Omonoia
- Founded: 1991 Derviçan, Dropull, Albania
- Type: Political and cultural organization
- Focus: Greek minority interests
- Location: Albania;
- Website: https://deeem-omonoia.org/

= Omonoia (organization) =

Organization

The Democratic Union of the Greek Minority – OMONOIA (Δημοκρατική Ένωση Εθνικής Ελληνικής Μειονότητας – ΟΜΌΝΟΙΑ; Unioni Demokratik i Minoritetit Grek – OMONOIA), better known by its short name Omonoia (Ομόνοια), is a social, political and cultural organization in Albania that promotes minority rights for the Greek minority in the south of the country.

==Structure==
Omonoia has four affiliates in the cities of Sarandë, Delvinë, Gjirokastër and Tirana, and some sub-sections in Korçë, Vlorë and Përmet. Its leading forum is the General Council consisting of 45 members, it is elected by the General Conference and held every two years.

==History==
The organisation was founded in 1991, after the collapse of the PPSh regime, in the village of Derviçan, by representatives of the Greek national minority. It called for the autonomy of Northern Epirus in 1991 on the basis that the rights provided for the minority under the Albanian constitution were highly precarious. This proposal was rejected and thereby spurred the organization's radical wing to 'call for Union with Greece'.

Under the name "Democratic Union of the Greek Minority", Omonoia contested the Constituent Assembly elections in March and April 1991, the first multi-party elections held since World War II. Despite receiving just 0.7% of the vote, Omonoia won five seats in the 250-seat Assembly. However, it did not contest any subsequent elections. Omonoia was banned from contesting the 1992 elections on the grounds that it violated an Albanian law forbidding the 'formation of parties on a religious, ethnic and regional basis'. This situation was contested during the following elections on behalf of Omonoia by the Unity for Human Rights Party - a party which represents the Greek minority in the Albanian parliament.

===Trial of the five===
In late August 1994, when an Albanian court sentenced five members (a sixth member was added later) of Omonoia to prison terms of 6–8 years on charges of treason, because they demanded that Northern Epirus be granted to Greece, and for illegal carrying of arms. Greece responded by freezing all EU aid to Albania, sealing its border with Albania, and between August–November 1994, expelling
over 115,000 illegal Albanian immigrants, a figure quoted in the US Department of State Human Rights Report and given to the American authorities by their Greek counterpart. In December 1994, however, Greece began to permit limited EU aid to Albania, while Albania released two of the Omonoia defendants and reduced the sentences of the remaining four.
Their arrest was substantially marred by procedural shortcomings in the search of their homes and offices, their detention and their trial. None of the arrestees had access to legal counsel during their initial detention. Four of the five ethnic Greek members of Omonoia stated that, during their detention, authorities subjected them to physical and psychological pressure, including beatings, sleep deprivation, and threats of torture. The Albanian Government rejected these claims. The five ethnic Greeks also complained of lack of access to their families during the first 3 months of their 4-month investigation. During their trial, a demonstration by a group of about 100 Greek lawyers, journalists, and ethnic Greek citizens of Albania took place outside the courthouse. The Albanian Police broke up the protest and detained about 20 lawyers and journalists. The members of Omonoia were eventually sentenced to 6- to 8-year terms, which were subsequently reduced on appeal.

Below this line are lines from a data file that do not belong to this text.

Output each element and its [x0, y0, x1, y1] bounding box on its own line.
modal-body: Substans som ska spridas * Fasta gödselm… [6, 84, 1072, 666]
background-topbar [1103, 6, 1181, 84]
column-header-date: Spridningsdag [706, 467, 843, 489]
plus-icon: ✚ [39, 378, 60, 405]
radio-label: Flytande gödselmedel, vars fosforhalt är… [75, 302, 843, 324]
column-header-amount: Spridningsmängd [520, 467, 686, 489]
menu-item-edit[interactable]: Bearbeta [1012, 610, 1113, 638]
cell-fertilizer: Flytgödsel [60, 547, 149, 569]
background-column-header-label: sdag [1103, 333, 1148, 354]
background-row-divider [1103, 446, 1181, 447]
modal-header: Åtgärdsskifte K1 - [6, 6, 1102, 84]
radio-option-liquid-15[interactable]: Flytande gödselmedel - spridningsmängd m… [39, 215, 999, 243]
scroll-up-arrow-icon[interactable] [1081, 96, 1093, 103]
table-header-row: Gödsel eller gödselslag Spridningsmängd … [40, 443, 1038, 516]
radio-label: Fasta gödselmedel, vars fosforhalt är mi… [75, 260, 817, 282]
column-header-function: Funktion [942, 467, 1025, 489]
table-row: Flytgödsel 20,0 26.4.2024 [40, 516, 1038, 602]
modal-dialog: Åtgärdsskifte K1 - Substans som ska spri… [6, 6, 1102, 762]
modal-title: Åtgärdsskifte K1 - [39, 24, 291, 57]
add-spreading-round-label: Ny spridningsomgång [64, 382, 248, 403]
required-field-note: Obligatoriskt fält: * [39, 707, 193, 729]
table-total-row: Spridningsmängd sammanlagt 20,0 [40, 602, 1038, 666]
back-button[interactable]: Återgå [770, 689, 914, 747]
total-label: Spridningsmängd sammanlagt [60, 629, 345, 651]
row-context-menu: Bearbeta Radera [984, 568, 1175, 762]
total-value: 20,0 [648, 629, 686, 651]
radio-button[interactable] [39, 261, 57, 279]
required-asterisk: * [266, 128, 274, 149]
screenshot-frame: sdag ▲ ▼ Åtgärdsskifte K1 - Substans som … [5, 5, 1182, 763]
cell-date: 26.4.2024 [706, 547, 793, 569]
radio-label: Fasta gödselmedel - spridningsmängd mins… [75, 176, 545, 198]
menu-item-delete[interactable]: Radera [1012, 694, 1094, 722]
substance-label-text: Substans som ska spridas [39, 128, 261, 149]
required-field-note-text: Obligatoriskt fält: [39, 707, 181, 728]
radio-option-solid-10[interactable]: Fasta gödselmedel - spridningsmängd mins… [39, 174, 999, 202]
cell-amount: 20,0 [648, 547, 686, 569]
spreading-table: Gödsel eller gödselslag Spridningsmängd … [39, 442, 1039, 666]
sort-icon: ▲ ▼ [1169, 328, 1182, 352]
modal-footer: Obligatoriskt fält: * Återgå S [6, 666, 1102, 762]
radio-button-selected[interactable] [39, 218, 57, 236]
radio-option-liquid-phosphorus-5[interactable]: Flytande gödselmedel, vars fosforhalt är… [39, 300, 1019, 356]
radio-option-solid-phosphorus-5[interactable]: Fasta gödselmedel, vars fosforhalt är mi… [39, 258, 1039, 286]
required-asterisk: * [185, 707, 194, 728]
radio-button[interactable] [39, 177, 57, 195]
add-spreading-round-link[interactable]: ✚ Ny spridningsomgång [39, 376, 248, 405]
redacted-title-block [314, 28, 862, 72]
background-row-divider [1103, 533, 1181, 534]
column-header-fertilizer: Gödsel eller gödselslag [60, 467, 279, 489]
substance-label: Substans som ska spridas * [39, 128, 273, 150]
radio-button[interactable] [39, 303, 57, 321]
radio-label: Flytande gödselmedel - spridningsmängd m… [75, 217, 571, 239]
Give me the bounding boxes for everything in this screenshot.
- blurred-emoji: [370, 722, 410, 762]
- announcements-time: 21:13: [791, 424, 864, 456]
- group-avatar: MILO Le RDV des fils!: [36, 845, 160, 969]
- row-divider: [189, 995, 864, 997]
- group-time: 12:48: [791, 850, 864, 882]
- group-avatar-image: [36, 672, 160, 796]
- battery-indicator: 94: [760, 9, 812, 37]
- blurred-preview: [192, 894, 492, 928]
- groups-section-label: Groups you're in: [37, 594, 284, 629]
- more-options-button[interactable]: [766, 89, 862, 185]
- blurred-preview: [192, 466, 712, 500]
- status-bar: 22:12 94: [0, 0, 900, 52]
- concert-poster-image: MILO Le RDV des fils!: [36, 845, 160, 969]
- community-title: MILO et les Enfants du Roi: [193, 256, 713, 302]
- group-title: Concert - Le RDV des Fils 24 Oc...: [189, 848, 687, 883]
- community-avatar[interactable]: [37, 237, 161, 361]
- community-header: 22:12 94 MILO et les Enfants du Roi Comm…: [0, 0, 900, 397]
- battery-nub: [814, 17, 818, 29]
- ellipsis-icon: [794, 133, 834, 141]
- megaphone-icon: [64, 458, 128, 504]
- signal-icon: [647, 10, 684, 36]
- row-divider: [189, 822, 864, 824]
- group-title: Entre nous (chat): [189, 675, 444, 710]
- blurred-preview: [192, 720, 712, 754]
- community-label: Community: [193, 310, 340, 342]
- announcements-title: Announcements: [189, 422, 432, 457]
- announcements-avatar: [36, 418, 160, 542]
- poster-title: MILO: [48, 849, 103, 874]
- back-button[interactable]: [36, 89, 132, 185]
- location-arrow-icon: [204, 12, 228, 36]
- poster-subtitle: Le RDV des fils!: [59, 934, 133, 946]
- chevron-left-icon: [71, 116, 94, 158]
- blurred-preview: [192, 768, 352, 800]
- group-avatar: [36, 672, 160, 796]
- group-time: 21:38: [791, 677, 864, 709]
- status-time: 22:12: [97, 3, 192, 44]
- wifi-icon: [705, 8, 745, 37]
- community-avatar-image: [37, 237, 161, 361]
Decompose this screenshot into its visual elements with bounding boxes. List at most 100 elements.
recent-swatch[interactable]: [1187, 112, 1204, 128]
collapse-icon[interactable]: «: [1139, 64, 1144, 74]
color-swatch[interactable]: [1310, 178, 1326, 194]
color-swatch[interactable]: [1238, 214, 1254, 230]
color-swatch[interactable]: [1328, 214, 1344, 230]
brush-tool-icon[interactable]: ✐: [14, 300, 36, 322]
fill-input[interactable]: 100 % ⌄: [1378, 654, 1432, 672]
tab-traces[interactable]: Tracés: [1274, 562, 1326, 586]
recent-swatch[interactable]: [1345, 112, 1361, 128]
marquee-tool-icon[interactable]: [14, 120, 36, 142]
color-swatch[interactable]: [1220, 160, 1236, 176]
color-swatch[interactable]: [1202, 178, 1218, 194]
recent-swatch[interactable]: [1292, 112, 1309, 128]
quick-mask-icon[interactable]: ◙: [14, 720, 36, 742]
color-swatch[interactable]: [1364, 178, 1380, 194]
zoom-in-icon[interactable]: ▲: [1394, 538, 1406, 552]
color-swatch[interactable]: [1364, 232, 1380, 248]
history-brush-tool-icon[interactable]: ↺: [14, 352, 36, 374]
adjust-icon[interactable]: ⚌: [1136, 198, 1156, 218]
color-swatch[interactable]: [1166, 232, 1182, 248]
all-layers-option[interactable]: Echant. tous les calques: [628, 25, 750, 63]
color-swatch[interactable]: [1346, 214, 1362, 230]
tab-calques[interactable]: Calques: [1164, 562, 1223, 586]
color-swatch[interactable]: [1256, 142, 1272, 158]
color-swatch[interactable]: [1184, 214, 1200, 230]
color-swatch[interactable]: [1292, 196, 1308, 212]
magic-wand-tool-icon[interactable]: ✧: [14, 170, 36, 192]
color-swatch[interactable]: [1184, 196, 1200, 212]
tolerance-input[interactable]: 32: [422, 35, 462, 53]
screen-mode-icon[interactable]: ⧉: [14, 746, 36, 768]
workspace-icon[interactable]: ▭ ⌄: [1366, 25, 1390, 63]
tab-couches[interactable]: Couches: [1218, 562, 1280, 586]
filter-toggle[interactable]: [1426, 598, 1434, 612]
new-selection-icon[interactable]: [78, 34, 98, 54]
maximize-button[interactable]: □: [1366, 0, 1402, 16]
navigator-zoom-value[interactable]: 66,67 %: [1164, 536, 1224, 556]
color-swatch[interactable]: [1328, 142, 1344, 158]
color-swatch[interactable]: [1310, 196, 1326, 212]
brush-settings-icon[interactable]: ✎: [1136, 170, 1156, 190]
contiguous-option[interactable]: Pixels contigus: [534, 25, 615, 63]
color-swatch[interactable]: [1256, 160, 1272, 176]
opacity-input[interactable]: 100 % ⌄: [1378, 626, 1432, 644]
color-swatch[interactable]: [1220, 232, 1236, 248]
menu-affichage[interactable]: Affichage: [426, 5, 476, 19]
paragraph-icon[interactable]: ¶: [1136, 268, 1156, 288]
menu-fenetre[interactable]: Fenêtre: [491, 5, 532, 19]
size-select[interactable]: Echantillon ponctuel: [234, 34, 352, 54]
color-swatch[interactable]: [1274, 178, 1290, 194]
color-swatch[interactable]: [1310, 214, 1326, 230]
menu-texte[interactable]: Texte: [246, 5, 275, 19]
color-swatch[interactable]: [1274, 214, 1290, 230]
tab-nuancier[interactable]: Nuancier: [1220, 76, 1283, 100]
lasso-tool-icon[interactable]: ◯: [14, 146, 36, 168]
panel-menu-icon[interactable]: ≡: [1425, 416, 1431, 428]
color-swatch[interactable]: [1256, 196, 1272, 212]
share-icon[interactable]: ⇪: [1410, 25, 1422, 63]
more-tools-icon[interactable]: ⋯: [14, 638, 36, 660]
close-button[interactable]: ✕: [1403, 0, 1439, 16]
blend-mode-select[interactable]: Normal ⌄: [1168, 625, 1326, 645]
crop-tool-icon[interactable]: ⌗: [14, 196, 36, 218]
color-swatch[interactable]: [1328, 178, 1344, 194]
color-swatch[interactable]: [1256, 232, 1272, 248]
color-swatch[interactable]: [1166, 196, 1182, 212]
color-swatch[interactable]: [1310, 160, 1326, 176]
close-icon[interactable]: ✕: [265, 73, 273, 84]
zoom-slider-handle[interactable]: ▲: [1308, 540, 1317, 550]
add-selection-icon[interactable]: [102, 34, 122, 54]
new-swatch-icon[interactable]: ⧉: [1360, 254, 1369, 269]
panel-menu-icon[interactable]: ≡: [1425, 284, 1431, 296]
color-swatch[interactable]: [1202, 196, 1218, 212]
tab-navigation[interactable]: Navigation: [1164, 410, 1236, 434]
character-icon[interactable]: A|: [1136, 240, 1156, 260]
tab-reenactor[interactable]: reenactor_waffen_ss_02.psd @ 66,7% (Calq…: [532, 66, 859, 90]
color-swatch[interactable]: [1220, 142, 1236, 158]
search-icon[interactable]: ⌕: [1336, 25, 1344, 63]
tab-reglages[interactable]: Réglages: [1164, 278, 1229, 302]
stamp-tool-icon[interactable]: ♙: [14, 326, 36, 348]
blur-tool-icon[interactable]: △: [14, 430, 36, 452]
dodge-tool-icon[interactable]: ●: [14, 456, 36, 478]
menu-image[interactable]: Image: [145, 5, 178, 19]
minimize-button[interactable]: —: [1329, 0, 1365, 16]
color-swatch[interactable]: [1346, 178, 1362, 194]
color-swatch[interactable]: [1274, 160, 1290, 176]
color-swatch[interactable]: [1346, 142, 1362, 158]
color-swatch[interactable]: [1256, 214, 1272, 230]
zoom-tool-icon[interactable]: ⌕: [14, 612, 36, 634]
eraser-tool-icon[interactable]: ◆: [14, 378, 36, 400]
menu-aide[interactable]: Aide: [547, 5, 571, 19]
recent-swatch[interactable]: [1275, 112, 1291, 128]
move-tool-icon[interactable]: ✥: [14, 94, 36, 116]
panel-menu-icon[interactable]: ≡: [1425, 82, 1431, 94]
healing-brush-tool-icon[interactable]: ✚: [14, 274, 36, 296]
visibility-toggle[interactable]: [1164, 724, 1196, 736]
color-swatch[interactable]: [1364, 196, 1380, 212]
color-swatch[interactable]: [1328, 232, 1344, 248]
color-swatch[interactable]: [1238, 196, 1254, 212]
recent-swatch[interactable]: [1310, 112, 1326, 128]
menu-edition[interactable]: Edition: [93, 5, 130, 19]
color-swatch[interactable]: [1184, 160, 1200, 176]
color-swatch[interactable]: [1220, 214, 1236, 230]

===Political motivated kidnappings===
In June 1997 two political motivated kidnappings were reported of relatives of Omonoia members. One of them was the father of the Albanian opposition candidate, who has been required to withdraw her candidacy from the upcoming general elections. The second was the son-in-law of a former Omonoia chairman.

===Protests against irregularities in the 2011 census===
In early October 2011, the Albanian government announced that a census would be conducted throughout the country, which would count the exact size of ethnic minorities for the first time after 1989. However, after proposal of the nationalist oriented PDIU, the Albanian government fined $1,000 every citizen that declared an ethnicity other than what was written down on their birth certificate, even if this certificate was written during the era of the pre-1989 communist regime where minority status was limited to only 99 villages. Omonoia responded that such a procedure contains serious irregularities and will absent in case these issues are not resolved.

This is believed to have been an attempt to intimidate minorities into declaring Albanian ethnicity, as the Albanian government has furthermore additionally declared that it would prosecute anyone who did not participate in the census, or refused to declare their ethnicity.

Due to the irregularities in the census procedure, Omonoia representatives conducted another census in order to count the members of the ethnic Greek minority. According to this, a total of 286,852 individuals were counted, which equals to ca. 10% of the population of the country. During the time the census was conducted, half of this number resided permanently in Greece, but maintained strong contacts with its homeland.

===Prison sentence to Korçë branch leader===
In January 2012 the leader of the Korçë branch of Omonoia, Naum Disho (Ναούμ Δίσιος Naoum Disios), was sentenced to prison for constructing a memorial for the fallen Greek soldiers of the Greco-Italian War in Boboshticë, due to accusations of desecrating ethnic Albanian graves, however his sentence was overturned.